複雑なデータを分かりやすく伝えたいときには、グラフを使うことが必要になってきます。世の中には様々な種類のグラフがありますが、そのすべてが人間にとって分かりやすいわけではありません。適切なグラフを使わないと、かえって伝わりにくくなります。今回は、科学的な論文を書く際に、どのようなグラフを使うと良いのかについて見ていきたいと思います。
グラフについて考える際には、グラフの中でどのような仕組みでデータが表現されているのかを考えることが必要です。
例えば、棒グラフの場合、長さでデータの大小を示しています。円グラフならば、扇形の角度で、全体に占める割合を示しています。
基点が0でない棒グラフが描かれることがしばしばあります。しかし、こうした棒グラフは描いてはいけません。棒グラフは、比率尺度のデータを示すために用いるので、基点の0を記すことに意味があるのです。
グラフを描くときは、データを表すために必要なものだけを描くようにし、余計なものを入れないようにしましょう。棒グラフならば、データの大小を表すには、長さの情報だけあれば十分です。3Dにして奥行きを持たせるというのは蛇足です。
どんなグラフを描いたとしても、それを読み取るのは人間です。このため、他の人が見て分からないようなグラフは、まったく無意味ということになります。見て分かりやすいグラフを描くためには、人間がグラフをどう知覚するかについて知っておくと良いでしょう。
Cleveland & McGill (1985) という論文では、以下で番号が小さいものほど、人間は正確にデータを読み取れると述べられています。
これはどういうことでしょうか? 具体的な例を通じて考えてみましょう。例えば、上記の基準では、長さの方が面積よりも正確に読み取れるとされています。ある直線が与えられたとき、その(およそ)2倍の長さの直線を見つけることは簡単です。しかし、ある円が与えられたとき、その(およそ)2倍の面積の円を見つけることは、かなり難しくなります。

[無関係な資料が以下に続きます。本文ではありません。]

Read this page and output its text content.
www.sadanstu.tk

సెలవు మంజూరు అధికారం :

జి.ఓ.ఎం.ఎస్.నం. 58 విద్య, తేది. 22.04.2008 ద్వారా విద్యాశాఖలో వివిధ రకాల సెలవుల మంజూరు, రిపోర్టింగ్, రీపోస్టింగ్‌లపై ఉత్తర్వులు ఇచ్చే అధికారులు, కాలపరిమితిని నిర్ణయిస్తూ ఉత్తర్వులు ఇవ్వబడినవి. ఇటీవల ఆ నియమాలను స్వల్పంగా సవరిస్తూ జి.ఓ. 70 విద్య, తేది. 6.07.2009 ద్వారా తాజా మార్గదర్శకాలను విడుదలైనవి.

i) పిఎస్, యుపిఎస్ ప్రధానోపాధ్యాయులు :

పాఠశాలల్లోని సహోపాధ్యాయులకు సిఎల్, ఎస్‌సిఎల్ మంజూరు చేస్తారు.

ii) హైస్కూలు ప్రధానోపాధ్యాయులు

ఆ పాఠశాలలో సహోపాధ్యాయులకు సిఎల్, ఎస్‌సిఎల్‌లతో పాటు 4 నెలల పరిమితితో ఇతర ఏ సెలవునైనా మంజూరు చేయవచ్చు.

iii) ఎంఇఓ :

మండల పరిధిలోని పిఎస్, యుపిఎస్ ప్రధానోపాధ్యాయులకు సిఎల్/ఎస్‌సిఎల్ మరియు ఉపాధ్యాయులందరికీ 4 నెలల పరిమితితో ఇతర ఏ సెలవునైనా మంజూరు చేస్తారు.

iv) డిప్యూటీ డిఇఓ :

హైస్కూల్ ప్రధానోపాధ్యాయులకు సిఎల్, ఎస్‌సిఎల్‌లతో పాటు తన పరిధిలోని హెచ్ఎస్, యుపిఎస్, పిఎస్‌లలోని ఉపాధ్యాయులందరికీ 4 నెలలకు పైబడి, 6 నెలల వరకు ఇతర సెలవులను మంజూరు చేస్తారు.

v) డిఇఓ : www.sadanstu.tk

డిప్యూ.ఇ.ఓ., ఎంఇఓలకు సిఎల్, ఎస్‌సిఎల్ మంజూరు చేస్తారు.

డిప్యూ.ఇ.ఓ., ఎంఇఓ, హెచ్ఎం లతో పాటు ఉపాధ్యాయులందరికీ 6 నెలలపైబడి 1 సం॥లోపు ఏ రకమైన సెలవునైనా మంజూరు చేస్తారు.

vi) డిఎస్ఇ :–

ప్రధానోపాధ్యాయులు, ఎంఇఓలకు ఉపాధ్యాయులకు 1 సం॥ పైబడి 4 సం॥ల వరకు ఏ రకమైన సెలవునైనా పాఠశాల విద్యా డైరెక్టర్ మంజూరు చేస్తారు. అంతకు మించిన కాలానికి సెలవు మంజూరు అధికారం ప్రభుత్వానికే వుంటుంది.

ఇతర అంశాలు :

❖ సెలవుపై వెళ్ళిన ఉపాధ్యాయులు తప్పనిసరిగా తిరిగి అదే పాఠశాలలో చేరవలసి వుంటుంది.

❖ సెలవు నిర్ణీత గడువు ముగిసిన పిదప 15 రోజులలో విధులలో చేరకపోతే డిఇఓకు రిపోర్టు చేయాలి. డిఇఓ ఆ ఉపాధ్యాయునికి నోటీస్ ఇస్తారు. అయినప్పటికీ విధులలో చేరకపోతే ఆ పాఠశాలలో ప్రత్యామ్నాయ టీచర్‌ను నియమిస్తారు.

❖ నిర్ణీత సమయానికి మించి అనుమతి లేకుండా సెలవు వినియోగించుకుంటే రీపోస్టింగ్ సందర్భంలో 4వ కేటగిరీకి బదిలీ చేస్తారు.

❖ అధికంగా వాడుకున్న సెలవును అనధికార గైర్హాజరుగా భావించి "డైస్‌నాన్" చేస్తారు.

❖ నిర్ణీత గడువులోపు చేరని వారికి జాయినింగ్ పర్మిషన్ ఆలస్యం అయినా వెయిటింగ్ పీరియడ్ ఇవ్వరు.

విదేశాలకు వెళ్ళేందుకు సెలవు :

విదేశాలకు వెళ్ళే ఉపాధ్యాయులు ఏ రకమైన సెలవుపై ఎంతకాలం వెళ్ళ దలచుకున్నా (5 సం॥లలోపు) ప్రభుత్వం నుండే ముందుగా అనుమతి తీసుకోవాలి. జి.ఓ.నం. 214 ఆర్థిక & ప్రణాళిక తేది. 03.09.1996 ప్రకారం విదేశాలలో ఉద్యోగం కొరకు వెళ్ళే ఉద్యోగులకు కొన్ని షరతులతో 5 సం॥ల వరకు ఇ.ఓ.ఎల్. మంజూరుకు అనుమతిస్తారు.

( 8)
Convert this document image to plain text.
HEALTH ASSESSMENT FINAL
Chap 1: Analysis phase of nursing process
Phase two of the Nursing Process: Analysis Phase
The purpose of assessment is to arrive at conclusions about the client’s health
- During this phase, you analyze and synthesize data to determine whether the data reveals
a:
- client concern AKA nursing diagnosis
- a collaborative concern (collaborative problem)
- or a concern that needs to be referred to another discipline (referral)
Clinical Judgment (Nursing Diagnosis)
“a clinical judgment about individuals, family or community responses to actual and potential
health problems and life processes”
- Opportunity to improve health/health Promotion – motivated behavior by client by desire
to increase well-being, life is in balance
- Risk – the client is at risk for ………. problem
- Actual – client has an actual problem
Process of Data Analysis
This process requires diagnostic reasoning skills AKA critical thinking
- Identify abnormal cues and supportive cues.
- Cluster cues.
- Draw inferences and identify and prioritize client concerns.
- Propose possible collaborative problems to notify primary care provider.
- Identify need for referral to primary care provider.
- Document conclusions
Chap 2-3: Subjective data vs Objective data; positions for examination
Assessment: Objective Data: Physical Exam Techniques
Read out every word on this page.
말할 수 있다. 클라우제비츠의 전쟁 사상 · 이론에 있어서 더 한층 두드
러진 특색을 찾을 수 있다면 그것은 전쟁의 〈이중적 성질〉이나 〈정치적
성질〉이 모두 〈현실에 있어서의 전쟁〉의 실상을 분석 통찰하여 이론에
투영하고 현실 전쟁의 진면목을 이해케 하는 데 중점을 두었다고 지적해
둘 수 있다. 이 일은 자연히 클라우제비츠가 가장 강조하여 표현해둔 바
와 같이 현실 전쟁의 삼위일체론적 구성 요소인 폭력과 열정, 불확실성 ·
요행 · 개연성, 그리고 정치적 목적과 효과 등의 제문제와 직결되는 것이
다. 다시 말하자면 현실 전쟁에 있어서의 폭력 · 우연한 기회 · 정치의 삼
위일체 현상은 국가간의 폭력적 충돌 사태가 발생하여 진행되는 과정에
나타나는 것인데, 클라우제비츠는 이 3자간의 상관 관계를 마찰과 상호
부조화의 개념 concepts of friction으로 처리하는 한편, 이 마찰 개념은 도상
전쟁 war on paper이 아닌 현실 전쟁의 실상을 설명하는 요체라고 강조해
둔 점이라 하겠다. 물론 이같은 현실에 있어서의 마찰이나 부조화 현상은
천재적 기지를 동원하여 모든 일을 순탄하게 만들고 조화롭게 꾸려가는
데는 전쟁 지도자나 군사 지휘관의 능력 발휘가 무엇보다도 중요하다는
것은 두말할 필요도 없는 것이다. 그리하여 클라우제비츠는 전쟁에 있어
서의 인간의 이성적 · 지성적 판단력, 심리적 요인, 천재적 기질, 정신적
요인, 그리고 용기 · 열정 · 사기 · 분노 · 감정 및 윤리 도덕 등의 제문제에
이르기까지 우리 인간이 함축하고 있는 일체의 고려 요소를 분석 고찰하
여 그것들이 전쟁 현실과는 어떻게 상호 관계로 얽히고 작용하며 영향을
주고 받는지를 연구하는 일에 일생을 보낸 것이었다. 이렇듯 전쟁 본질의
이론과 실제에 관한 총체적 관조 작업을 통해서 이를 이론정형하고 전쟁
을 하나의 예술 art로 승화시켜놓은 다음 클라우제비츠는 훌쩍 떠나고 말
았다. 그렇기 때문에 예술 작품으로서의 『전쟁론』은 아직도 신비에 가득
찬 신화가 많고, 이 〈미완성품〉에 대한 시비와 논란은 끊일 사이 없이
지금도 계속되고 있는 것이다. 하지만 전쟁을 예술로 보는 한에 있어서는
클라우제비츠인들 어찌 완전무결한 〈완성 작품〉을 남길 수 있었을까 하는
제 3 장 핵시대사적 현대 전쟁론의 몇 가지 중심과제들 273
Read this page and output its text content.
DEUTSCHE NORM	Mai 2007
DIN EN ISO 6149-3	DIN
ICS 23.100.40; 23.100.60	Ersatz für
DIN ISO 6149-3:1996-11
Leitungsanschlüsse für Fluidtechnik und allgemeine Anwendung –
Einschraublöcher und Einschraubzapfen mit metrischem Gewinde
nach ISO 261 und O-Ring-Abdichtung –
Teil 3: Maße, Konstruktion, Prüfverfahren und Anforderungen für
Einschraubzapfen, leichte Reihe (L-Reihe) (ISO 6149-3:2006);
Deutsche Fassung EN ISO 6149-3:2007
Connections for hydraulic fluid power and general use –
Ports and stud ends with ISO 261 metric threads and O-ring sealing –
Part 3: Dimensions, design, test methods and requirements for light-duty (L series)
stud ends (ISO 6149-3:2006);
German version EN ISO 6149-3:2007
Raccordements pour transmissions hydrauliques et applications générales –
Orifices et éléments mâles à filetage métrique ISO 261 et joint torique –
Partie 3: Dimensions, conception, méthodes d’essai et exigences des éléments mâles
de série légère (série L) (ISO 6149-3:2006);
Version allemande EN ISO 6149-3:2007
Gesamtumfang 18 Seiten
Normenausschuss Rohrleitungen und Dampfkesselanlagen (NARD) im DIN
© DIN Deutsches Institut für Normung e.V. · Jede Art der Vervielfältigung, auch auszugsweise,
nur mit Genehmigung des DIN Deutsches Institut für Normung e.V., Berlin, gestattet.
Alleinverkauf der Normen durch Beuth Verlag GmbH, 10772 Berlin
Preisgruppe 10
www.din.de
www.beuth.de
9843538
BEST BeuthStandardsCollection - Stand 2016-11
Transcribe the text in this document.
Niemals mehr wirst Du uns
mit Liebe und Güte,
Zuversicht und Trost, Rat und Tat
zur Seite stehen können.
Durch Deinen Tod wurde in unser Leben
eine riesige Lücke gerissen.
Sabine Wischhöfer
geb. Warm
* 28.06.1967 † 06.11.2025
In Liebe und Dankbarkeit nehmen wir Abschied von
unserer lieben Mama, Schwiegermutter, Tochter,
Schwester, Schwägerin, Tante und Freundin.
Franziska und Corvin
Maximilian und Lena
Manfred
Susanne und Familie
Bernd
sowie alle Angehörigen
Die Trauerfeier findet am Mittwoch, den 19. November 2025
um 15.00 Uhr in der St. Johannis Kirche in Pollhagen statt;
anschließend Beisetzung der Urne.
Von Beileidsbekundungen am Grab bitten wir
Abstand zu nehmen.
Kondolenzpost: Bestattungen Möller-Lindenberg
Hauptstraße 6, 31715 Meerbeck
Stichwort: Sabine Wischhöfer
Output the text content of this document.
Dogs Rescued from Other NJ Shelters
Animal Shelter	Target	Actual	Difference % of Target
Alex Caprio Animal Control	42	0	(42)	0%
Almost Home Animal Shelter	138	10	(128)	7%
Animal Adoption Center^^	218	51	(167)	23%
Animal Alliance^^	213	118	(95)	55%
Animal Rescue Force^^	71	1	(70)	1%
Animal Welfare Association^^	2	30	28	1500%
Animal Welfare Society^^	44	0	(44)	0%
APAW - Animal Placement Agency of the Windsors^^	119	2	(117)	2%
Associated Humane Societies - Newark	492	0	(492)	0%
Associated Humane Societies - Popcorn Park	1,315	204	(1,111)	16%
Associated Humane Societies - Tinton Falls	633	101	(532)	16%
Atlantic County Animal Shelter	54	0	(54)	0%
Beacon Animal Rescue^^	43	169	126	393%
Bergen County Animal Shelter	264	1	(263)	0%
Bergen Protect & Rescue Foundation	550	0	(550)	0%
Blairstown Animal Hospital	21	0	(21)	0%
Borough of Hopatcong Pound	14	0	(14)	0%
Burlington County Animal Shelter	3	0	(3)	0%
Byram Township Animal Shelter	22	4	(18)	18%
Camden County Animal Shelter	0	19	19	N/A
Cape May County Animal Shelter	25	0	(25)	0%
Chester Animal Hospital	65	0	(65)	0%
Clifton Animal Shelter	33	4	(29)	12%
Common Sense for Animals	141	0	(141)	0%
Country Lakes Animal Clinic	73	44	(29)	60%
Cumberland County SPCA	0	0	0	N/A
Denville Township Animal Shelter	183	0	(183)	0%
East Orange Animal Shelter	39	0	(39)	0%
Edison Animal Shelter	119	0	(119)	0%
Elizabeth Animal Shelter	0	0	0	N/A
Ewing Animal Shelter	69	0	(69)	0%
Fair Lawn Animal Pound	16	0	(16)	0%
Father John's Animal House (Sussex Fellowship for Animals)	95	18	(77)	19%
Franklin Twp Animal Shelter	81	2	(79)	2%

この点で、長さの方が面積よりも読み取りやすいのです。
上記の基準を知っていると、どのようなグラフが適切で、どのようなグラフが不適切であるかということが分かります。例えば、円グラフは、角度を使ってデータの量を表しています。角度は人間にとってあまり読み取りやすいものではありません。ですので、円グラフは適切なグラフであるとは言えないのです。
上の図を見れば一目瞭然でしょう。上段に並ぶ3つの円グラフは、一つ一つの扇の大きさの違いが極めて分かりにくくなっています。これに対して、下段は同じことを棒グラフで表しています。こちらの方がずっと分かりやすくくなっています。
日常ではあまり見かけませんが、以下に挙げるような点グラフというグラフもあります。これは認知的に分かりやすいグラフとされています。棒グラフが棒の長さで量を表すのに対し、点グラフは位置で数量を示すからです。上に挙げた Cleveland & McGill (1985) の基準では、位置の方が長さより分かりやすいのでした。
棒グラフを使う前に、代わりに点グラフが使えるか考えてみるとよいでしょう。
学術論文に図表を載せるときは、図表のキャプションをしっかり書きましょう。単にタイトルを書くだけでなく、解説を加えるようにします。自分では意味が分かっているつもりでも、他の人からは理解されないということがしばしばあります。「見れば分かる」と思わずに、はっきりと解説の文章を付けましょう。
また、図表の説明をするための英語の語彙もあらかじめ知っておくと便利です。例えば、「軸」は“axis”になるなどということを覚えておきましょう。学術的文章のためのライティングの教科書にはたいてい書いてあるので、それを見るのがよいでしょう。
なお、学術雑誌は基本的に白黒印刷されるので、グラフに色を付けても意味はありません。